Whilst livestock provided most of the nomads' needs, in the past hunting has served as a means to supplement the Kalmyk diet and was a favourite pastime, especially for the wealthy who retained special staff, including bird attendants (shovuchi) and hunting-dog attendants (nokhoichi). Hunting was also a school of military training through which horsemen honed their skills. Hunting with falcons and hawks was especially popular among the nobility. Other methods involved traps, nets, forks, and bows and arrows. Small game were usually hunted by individuals in the vicinity of their nomadic camps, whereas larger animals such as saigak antelopes, wolves, wild horses, and boars required groups of hunters who travelled long distances accompanied by their dogs.

Alena Lidzhieva, About Hunting

Karu: In the past, what did your men do on the water? Did they fish?

Alena: No. We did not have fish. Our men often went hunting. They hunted hares.

K: What other animals did they hunt?

A: Foxes, hares, corsacs.

K: Did you eat fox’s meat?

A: No, no one ate it. But we ate hare’s meat. Fox’s meat is considered to be bad, because it is a bad omen.

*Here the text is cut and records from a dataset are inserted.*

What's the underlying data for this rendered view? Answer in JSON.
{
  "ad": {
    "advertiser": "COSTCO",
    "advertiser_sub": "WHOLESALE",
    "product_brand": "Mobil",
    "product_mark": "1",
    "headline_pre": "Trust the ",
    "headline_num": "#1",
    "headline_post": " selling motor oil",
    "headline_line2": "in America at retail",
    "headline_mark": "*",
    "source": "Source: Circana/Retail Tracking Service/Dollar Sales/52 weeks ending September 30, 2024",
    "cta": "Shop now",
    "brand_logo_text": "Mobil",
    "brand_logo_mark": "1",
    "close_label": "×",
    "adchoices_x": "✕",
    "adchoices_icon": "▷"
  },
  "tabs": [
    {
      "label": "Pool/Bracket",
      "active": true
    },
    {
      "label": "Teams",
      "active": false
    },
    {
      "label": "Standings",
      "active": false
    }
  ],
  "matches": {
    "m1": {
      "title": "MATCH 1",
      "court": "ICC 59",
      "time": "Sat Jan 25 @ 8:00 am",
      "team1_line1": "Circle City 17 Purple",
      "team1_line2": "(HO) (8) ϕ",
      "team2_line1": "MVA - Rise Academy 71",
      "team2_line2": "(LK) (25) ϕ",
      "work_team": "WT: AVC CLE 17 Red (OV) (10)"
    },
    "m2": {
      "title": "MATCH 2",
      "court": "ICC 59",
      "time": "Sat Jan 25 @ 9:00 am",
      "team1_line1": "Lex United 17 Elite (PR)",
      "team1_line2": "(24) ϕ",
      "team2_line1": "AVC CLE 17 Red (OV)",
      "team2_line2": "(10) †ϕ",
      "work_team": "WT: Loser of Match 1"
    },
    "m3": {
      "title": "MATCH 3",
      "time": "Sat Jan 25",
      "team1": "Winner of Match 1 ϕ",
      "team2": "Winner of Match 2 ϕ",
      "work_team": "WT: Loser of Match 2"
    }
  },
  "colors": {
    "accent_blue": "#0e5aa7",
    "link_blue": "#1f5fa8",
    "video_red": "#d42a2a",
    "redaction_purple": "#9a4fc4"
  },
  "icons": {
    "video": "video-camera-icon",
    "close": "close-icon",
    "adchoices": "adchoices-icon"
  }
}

K: Did people go on wolf hunting?

A: Yes. Only good hunters went for the wolves. Those who had good and strong dogs.

K: How did they hunt wolves? With whips?

A: The dogs would catch a wolf. The hunter would hit the wolf with a whip on its head.

K: In order to catch a wolf alive, did hunters put a stick into its mouth?

A: Maybe that is what hunters did.

K: What did the hunters ride? Horses?

A: Yes, horses. Good hunters had horses. Only the poor hunted by foot. Such poor hunters often returned home with nothing.